In September 2014, the Food and Drug Administration approved Orexigen Therapeutics(NASDAQ: OREX) obesity drug, Contrave, setting up a battle with Arena Pharmaceuticals' (ARNA) obesity drug, Belviq.

Since then, the two companies' valuations have followed entirely different paths. Earlier this month, Orexigen declared bankruptcy. Likewise, Arena's valuation was cut in half when the obesity drug market didn't work out like investors were hoping, but Arena has regained all its market cap and then some.

ARNA Market Cap Chart

ARNA Market Cap data by YCharts.

Arena's recovery had nothing to do with obesity

The underlying difference in the trajectory of Orexigen and Arena comes from their pipelines. Arena has been focused on the interaction of drugs and receptors, so while part of the company was getting Belviq approved, Arena's drug discovery unit was busy trying to find different drugs targeting other receptors.

Last week, Arena reported positive data from the phase 2 Oasis trial testing etrasimod, a drug that modulates the S1P receptor, in patients with ulcerative colitis. The higher of the two doses tested produced a placebo-adjusted 0.99 point improvement in the three-component Mayo Clinic Score, which looks at stool frequency, rectal bleeding, and findings on endoscopy. Measuring the score in terms of clinical remission, 33% of patients taking the higher dose of etrasimod had a clinical remission, compared to just 8.1% for the placebo. And looking at just the endoscopy results, 41.8% of patients taking the higher dose of etrasimod improved, compared to 17.8% of patients who received the placebo.

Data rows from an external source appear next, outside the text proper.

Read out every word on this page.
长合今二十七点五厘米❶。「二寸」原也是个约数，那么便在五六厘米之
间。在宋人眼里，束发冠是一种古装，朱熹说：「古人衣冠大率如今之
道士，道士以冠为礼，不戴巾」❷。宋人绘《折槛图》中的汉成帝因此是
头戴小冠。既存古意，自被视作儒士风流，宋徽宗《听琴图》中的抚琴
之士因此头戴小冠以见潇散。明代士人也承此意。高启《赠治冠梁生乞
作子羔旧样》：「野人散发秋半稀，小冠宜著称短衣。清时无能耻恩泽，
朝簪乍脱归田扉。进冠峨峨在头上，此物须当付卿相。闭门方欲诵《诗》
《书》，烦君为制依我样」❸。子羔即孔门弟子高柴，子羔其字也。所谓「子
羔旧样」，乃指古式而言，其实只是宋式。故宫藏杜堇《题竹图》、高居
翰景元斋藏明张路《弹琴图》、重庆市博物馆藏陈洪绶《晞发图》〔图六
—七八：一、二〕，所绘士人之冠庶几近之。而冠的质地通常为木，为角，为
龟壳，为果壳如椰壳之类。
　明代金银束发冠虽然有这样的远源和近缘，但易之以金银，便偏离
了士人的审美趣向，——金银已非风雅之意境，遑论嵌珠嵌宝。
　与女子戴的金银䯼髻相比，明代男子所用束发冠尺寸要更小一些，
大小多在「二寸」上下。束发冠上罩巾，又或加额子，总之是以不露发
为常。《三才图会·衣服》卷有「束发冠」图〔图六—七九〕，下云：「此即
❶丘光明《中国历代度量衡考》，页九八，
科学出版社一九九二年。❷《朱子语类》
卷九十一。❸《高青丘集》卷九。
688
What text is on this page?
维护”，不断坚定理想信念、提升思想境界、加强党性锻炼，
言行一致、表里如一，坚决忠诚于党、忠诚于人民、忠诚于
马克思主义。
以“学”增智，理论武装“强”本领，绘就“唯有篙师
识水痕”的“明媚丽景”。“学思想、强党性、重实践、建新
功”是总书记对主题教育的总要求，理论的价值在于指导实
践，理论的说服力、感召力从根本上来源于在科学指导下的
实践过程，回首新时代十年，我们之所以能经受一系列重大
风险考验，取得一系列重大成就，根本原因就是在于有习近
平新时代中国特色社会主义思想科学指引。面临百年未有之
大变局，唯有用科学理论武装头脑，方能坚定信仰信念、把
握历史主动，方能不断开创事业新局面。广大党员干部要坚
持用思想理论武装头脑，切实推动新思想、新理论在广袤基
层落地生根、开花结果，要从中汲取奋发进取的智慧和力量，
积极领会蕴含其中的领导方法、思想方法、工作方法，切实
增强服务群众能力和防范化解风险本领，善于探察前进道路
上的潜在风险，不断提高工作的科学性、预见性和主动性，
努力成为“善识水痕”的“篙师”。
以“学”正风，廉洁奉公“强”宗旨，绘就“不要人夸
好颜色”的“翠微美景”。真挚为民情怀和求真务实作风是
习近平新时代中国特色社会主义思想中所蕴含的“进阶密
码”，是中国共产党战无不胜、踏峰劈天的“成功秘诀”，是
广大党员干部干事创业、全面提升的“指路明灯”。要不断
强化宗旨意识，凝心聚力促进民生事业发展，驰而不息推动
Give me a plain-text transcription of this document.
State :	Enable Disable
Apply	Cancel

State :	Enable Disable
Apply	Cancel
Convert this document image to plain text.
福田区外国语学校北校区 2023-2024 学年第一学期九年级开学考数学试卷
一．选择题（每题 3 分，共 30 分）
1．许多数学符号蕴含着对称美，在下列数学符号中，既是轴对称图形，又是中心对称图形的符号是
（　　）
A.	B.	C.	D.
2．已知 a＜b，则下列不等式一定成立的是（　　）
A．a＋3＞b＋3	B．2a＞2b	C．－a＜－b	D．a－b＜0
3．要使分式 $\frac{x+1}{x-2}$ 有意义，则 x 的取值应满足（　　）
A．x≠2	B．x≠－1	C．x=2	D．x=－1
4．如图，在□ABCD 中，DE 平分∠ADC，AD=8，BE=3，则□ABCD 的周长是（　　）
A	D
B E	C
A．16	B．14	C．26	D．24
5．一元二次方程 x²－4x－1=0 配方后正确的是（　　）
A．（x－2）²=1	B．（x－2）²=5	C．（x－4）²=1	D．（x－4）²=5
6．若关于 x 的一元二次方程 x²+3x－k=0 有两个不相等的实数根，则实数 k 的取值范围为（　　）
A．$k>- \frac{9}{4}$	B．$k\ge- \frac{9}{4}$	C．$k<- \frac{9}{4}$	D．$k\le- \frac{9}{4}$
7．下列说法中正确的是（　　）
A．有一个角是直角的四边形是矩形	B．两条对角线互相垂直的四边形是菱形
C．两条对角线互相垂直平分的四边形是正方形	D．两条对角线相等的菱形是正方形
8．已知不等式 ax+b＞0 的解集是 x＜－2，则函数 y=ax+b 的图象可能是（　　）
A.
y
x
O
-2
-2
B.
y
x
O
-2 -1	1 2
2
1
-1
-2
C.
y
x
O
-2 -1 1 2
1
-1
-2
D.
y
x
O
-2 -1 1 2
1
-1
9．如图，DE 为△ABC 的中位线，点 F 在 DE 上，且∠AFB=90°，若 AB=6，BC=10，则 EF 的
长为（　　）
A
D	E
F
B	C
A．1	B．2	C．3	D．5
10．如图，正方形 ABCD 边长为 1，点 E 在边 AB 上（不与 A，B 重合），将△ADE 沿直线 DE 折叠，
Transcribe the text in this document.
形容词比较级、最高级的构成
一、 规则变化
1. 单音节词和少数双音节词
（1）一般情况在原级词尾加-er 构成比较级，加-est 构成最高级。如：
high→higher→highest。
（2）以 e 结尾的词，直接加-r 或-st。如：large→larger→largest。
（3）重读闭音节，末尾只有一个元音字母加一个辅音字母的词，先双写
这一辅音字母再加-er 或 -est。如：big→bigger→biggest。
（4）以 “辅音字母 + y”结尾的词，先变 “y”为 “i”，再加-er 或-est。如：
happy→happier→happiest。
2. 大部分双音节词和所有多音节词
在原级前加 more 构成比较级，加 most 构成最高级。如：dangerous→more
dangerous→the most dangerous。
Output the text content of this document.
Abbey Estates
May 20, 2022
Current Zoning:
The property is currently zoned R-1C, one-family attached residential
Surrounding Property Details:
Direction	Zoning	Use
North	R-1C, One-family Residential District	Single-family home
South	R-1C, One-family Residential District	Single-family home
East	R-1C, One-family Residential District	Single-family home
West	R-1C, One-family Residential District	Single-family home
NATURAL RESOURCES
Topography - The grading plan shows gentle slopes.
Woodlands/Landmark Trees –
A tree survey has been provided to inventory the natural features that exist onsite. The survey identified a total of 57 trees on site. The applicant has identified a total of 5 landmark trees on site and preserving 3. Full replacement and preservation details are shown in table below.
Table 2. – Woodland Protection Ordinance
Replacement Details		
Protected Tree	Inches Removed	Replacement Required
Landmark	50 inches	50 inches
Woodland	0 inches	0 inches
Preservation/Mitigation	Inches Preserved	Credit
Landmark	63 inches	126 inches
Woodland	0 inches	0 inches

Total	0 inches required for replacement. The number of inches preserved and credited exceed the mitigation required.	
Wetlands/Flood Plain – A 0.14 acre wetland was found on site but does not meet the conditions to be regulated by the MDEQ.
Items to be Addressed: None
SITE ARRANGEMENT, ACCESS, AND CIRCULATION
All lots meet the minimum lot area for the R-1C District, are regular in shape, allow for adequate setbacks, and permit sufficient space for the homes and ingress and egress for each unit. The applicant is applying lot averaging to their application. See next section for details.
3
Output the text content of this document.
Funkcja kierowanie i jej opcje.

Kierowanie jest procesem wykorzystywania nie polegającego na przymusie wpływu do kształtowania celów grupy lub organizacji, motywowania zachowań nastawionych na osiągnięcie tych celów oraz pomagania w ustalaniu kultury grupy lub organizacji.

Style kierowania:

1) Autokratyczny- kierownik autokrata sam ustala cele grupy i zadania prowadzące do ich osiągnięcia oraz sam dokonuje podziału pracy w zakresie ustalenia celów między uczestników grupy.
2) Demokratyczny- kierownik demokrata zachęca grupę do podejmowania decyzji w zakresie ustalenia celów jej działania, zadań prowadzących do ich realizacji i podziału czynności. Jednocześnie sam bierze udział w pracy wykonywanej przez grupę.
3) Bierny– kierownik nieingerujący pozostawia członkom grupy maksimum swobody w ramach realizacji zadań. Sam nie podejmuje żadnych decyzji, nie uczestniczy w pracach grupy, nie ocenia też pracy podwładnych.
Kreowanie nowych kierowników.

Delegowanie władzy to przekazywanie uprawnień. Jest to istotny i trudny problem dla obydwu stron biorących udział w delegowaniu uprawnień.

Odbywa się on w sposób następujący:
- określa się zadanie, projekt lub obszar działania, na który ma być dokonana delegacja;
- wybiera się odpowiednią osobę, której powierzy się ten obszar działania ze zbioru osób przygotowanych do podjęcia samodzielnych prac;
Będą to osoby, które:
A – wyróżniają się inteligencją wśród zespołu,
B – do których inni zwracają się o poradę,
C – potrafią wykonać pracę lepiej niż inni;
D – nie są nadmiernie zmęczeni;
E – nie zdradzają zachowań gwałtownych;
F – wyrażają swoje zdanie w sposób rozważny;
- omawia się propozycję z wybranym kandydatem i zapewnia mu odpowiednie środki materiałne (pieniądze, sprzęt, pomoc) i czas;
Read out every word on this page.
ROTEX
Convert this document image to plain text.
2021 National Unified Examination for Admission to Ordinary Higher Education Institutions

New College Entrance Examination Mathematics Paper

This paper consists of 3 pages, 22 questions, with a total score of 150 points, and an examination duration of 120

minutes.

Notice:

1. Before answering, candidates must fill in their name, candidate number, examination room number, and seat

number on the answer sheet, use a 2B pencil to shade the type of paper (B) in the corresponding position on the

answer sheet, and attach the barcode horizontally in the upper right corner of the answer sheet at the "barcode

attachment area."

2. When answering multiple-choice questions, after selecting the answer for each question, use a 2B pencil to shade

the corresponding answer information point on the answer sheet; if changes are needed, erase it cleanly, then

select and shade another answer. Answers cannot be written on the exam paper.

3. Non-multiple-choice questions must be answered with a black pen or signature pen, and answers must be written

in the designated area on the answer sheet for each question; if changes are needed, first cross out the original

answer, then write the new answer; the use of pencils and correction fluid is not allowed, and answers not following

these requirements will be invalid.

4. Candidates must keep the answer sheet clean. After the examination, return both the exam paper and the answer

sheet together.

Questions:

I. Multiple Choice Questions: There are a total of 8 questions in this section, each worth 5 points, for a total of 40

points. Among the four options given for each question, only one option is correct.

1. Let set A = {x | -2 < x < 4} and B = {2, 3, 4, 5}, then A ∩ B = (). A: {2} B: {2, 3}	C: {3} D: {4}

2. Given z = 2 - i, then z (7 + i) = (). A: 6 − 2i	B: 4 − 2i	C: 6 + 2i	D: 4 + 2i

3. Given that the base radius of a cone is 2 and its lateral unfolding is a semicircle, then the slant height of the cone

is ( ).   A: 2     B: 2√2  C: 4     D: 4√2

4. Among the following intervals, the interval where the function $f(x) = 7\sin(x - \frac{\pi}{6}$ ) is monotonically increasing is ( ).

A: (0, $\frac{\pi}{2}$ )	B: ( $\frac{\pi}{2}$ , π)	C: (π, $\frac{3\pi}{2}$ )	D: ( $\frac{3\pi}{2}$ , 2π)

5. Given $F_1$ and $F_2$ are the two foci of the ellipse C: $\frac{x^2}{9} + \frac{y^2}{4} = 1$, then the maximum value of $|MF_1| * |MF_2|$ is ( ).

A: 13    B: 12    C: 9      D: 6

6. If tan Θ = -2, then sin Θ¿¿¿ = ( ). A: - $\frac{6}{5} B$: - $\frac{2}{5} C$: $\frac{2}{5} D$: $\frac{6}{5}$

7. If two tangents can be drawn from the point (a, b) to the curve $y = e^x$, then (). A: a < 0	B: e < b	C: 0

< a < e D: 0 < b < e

The efficacy data looks comparable to Celgene's (CELG) competing S1P drug, ozanimod, which is currently being tested in a phase 3 trial in patients with ulcerative colitis. There's some hope that etrasimod might have better cardiovascular safety than ozanimod, negating Celgene's lead, but that's theoretical at this point.

Person holding their stomach

Image source: Getty Images.

At what cost?

Arena's market cap is up about 85% since the approval of Contrave, but its share price hasn't done nearly as well.

ARNA Chart

ARNA data by YCharts.

While investors think Arena is substantially more valuable, its share price hasn't followed suit because Arena had to sell shares at deflated prices, resulting in each share representing a smaller piece of the larger pie.

With shares up on the phase 2 etrasimod data, Arena took the opportunity to raise more capital last week, selling 8.5 million additional shares. Investors were unfazed by the announcement, sending shares up as high as $45.85, which turned out to be a little overzealous because Arena actually ended up pricing the secondary offering at $41.50.

Nevertheless, the move to raise capital at the newly inflated price was a smart move and certainly a lot less costly than raising capital when shares were depressed. This round, Arena was able to gross more than $350 million from the secondary offering, something that would have been impossible a year ago when its market cap was under $400 million.

That cash will come in handy as Arena seeks to test etrasimod in a phase 3 trial for ulcerative colitis and probably other auto-immune diseases in a bid to try and catch up to Celgene.